Gast
#4967584
Ich soll eine Oszillatorschaltung mit LTSpice durchsimulieren. Es ist eine gewöhnliche Pierce Schaltung vorgegeben: https://de.wikipedia.org/wiki/Pierce-Schaltung Ich dachte, ich plotte die ersten paar Millisekunden im eingeschwungenen Zustand am Ausgang der Schaltung und erzeuge mir daraus die FFT. Anschließend lasse ich mir ein paar selbst definierte Parameter berechnen. So etwa die "-n dB Bandbreite", also jene Bandbreite der Resonanzfrequenz welche das Signal n dB unterhalb des peaks hat.
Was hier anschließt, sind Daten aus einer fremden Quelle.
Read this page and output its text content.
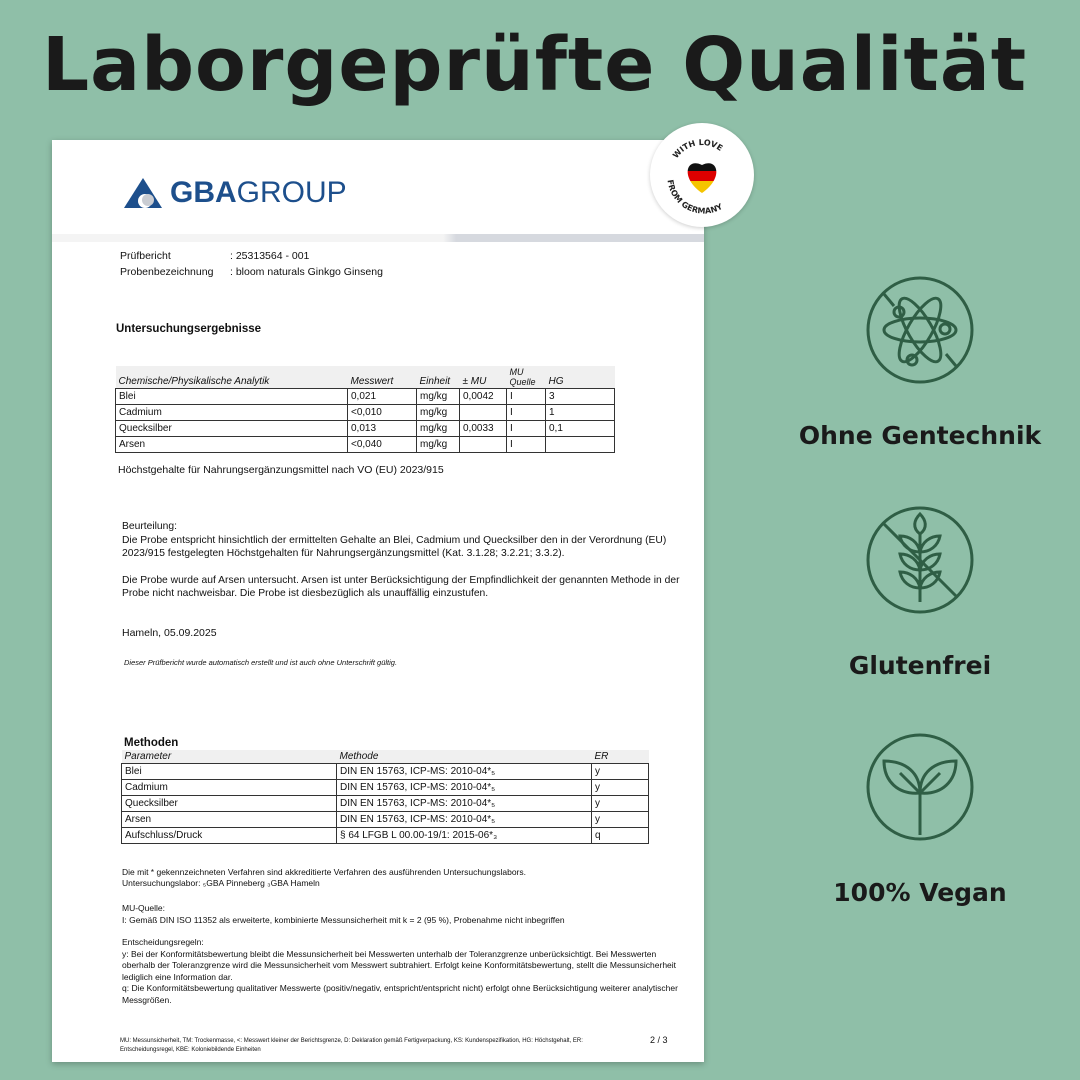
Laborgeprüfte Qualität
GBA GROUP
Prüfbericht	: 25313564 - 001
Probenbezeichnung : bloom naturals Ginkgo Ginseng
Untersuchungsergebnisse
Chemische/Physikalische Analytik	Messwert	Einheit	± MU	MU Quelle	HG
Blei	0,021	mg/kg	0,0042	I	3
Cadmium	<0,010	mg/kg		I	1
Quecksilber	0,013	mg/kg	0,0033	I	0,1
Arsen	<0,040	mg/kg		I	
Höchstgehalte für Nahrungsergänzungsmittel nach VO (EU) 2023/915
Beurteilung:
Die Probe entspricht hinsichtlich der ermittelten Gehalte an Blei, Cadmium und Quecksilber den in der Verordnung (EU) 2023/915 festgelegten Höchstgehalten für Nahrungsergänzungsmittel (Kat. 3.1.28; 3.2.21; 3.3.2).
Die Probe wurde auf Arsen untersucht. Arsen ist unter Berücksichtigung der Empfindlichkeit der genannten Methode in der Probe nicht nachweisbar. Die Probe ist diesbezüglich als unauffällig einzustufen.
Hameln, 05.09.2025
Dieser Prüfbericht wurde automatisch erstellt und ist auch ohne Unterschrift gültig.
Methoden
Parameter	Methode	ER
Blei	DIN EN 15763, ICP-MS: 2010-04*₅	y
Cadmium	DIN EN 15763, ICP-MS: 2010-04*₅	y
Quecksilber	DIN EN 15763, ICP-MS: 2010-04*₅	y
Arsen	DIN EN 15763, ICP-MS: 2010-04*₅	y
Aufschluss/Druck	§ 64 LFGB L 00.00-19/1: 2015-06*₃	q
Die mit * gekennzeichneten Verfahren sind akkreditierte Verfahren des ausführenden Untersuchungslabors.
Untersuchungslabor: ₅GBA Pinneberg ₃GBA Hameln
MU-Quelle:
I: Gemäß DIN ISO 11352 als erweiterte, kombinierte Messunsicherheit mit k = 2 (95 %), Probenahme nicht inbegriffen
Entscheidungsregeln:
y: Bei der Konformitätsbewertung bleibt die Messunsicherheit bei Messwerten unterhalb der Toleranzgrenze unberücksichtigt. Bei Messwerten oberhalb der Toleranzgrenze wird die Messunsicherheit vom Messwert subtrahiert. Erfolgt keine Konformitätsbewertung, stellt die Messunsicherheit lediglich eine Information dar.
q: Die Konformitätsbewertung qualitativer Messwerte (positiv/negativ, entspricht/entspricht nicht) erfolgt ohne Berücksichtigung weiterer analytischer Messgrößen.
MU: Messunsicherheit, TM: Trockenmasse, <: Messwert kleiner der Berichtsgrenze, D: Deklaration gemäß Fertigverpackung, KS: Kundenspezifikation, HG: Höchstgehalt, ER: Entscheidungsregel, KBE: Koloniebildende Einheiten
2 / 3
WITH LOVE
FROM GERMANY
Ohne Gentechnik
Glutenfrei
100% Vegan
Je schmalbandiger desto höher die Güte der Schwingung und desto "stabiler" nun also die Schwingung selbst. Mit dem .meas lässt sich das bequem realisieren: .MEAS x1 max mag(V(out)); .MEAS 3dB_Bandwidth trig mag(V(out))=x1/sqrt(2) rise=1 + targ mag(V(out))=x1/sqrt(2) fall=last; V(out) ist die Spannung am Ausgang der Schaltung, das Label dort heißt also einfach out. Ich möchte mir nun ganz einfach den Wert des Peaks ausgeben lassen, schaffs aber nicht. Die Beispiele aus der LTSpice Hilfe beziehen sich zumeist auf Zeitsignale hier möchte ich aber im Frequenzbereich messen. so sieht mein skript aus: .MEAS x1 max mag(V(out)); .MEAS Bandwidth trig mag(V(out))=x1*0.25 rise=1 + targ mag(V(out))=x1*0.25 fall=last; .MEAS y1 FIND V(out) AT=10k; .MEAS y2 FIND V(out) AT=x1; .MEAS y3 FIND V(out) WHEN V(out)=x1 // Faktor 0,25 ist einfach willkührlich gewählt die Ausgabe dazu: x1: MAX(mag(V(out)))=(-6.08048dB,0°) FROM 0 TO 438365 Bandwidth=29.8039 FROM 22340.9 TO 22370.7 y1: V(out)=(-81.52dB,-108.221°) at 10000 y2: V(out)=(-7.47613dB,0.0652501°) at 0.496565 y3: V(out)=(-6.08048dB,0°) at 0 Der Wert bei 10kHz, also y1 stimmt soweit. y3, also der Wert bei x1, die Frequenz beim Peak stimmt nicht. Obwohl die Bandbreite richtig erkannt wurde. Bitte um Rat. Ist der Ansatz überhaupt brauchbar oder ist das sowieso bödsinn was ich da vorhabe? Toll wäre ja die Änderung der absoluten Schwingfrequenz in abhängigkeit der Temperatur und der Widerstände.